After a meeting Monday with Raena Everett, owner of Raena’s Pub, and her neighbors Jerry and Lorraine King, city councilors recommended that Everett take two additional steps to curb noise from her pub, located behind 3G Food Mart on Main Street, between Lincoln and Larkin streets.
During a May 2 meeting with the finance committee, the Kings, whose rear property line abuts the pub property, said noise from bands, people using their yard as a shortcut and patrons parking in front of their home were some of the problems they’ve dealt with lately.
Since then, Everett has met with Winslow and Code Enforcement Officer Dan Wellington to see how matters might be improved. So far, she has extended a fence between her property and that of the Kings, which Jerry King said has stopped patrons from trespassing onto their property. Everett also has stepped up efforts to police the parking lot. She also has purchased a decibel meter and put the speakers up on the stage.

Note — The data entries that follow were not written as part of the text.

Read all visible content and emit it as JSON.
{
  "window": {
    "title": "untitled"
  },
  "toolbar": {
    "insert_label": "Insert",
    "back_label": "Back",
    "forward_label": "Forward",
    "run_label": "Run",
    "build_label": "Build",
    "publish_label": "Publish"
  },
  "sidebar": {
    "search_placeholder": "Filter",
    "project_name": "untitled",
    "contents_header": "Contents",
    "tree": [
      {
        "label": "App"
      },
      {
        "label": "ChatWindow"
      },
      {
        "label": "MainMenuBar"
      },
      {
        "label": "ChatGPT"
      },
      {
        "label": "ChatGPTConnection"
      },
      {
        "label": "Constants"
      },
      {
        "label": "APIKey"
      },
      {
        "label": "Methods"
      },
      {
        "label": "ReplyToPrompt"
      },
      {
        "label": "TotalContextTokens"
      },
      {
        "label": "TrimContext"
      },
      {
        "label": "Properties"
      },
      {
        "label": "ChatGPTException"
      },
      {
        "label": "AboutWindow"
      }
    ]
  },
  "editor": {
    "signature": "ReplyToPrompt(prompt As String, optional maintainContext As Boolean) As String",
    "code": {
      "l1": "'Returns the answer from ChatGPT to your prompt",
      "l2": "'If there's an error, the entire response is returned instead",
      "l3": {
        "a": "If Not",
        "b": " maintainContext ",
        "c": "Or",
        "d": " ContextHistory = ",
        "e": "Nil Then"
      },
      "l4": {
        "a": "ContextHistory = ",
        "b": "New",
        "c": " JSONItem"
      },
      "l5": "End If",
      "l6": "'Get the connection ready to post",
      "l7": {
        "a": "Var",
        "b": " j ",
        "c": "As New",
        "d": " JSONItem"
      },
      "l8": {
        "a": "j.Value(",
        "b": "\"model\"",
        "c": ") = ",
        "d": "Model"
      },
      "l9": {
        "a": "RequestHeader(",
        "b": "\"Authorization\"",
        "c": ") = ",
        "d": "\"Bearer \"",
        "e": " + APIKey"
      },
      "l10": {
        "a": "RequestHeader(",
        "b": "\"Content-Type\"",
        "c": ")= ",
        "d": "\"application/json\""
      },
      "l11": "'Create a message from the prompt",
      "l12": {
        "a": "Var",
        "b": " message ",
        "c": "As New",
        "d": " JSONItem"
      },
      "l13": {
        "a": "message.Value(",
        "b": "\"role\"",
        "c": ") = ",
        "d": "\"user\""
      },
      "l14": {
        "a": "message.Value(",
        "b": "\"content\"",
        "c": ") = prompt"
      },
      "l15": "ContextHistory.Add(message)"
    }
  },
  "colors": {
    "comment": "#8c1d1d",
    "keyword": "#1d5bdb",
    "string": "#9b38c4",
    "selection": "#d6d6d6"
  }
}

The Kings said the noise problem persists.
“With the exception of stopping the trespassing, nothing much has changed,” Jerry King said. “It’s still a pain. It hasn’t gone away and I suspect it won’t.”
Wellington said that decibel readings taken around the pub were not exceeding 65 decibels, or the level of ambient noise from Main Street, and as such were within reasonable limits from a city standpoint.
On Monday, councilors asked Everett to create a smoking area on the Main Street side of the building, which requires the installation of an additional exit, and to add an interior wall on the side of the building facing the Kings.
During the meeting, Everett asked how much more she would have to do.
“I keep going and going and when I do something, they say it’s not enough,” she said. She said she wanted to know the steps would be effective before incurring any further costs.
Though he noted the committee’s recommendations would be nonbinding, Winlsow said that the two additional steps would further dampen the noise coming from the pub.
Because problems with bars and noise likely won’t be going away anytime soon, Winslow recommended that the council develop a citywide approach “that can affect businesses equitably.”
Councilor Susan Hawes supported the concept. “We can’t start changing rules for one and not another,” she said.